Nos bailes onde não podia dançar colado
O casal Carlitos João Kranz, 74 anos, e Lucia Kranz, 68, pais de Graziele, têm sua história ligada ao salão; apesar de terem se conhecido em um baile em Harmonia. O agricultor foi membro de uma diretoria, e lembra quando foi fiscal da dança. Eram tempos em que os homens vinham de terno e gravata, não se bailava colado e não podia beijar.
Segundo ele, a Sociedade foi fundada em 1962, com uma força que pode ser compreendida pela existência da bandeira oficial, que era conduzida nos sepultamentos dos sócios. Também presenciou o incêndio há 20 anos que dizimou o prédio original, assim como a construção da atual parte em alvenaria. Carlitos não mostrou orgulho ao lembrar, ainda, dos tempos em que pessoas negras não podiam participar dos bailes.

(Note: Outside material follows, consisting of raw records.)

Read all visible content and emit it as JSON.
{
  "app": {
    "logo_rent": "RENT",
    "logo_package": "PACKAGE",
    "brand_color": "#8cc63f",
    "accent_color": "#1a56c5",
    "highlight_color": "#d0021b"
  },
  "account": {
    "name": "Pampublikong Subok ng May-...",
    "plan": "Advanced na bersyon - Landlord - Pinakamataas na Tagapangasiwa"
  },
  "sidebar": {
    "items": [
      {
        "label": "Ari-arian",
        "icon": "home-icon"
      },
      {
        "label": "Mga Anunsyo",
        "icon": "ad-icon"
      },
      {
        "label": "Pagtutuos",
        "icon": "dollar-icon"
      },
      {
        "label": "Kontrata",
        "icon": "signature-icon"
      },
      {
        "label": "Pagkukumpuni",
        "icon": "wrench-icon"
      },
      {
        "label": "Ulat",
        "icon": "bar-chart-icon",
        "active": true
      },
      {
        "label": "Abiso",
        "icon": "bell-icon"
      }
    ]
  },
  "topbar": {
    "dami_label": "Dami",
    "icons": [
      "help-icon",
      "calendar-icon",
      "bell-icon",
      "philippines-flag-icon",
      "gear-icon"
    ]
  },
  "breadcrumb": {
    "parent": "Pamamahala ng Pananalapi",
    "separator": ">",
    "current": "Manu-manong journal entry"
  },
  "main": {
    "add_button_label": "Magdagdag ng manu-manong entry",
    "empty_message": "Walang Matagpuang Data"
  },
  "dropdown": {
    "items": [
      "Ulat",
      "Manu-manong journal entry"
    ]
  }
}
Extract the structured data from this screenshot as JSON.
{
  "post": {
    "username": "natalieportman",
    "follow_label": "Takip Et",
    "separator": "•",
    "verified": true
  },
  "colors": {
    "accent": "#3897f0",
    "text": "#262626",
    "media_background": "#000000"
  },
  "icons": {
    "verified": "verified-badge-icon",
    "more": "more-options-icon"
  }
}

Ele prefere falar dos títulos conquistados no bolão e no tiro ao alvo. Lucia lembra da grandeza dos bailes de Kerb e do Rei do Tiro. “Isso é que dava uns bailes! Isso enchia”, diz, lembrando que vinham até de outras cidades. Até o almoço de domingo era um evento familiar famoso. “Hoje em dia os novos têm que tudo trabalhar… em sábado. Quando eles vão organizar um baile? E os velho tão se acabando”, explica a esposa. Sonhando que tudo pode voltar a ser como antes, Lucia defende que a parte de alvenaria ainda pode ser usada. Já Carlitos não tem esperança, devido ao desinteresse dos jovens. “Vai terminar tudo. Em tudo que lugar do interior, vai acabar tudo”, lamenta.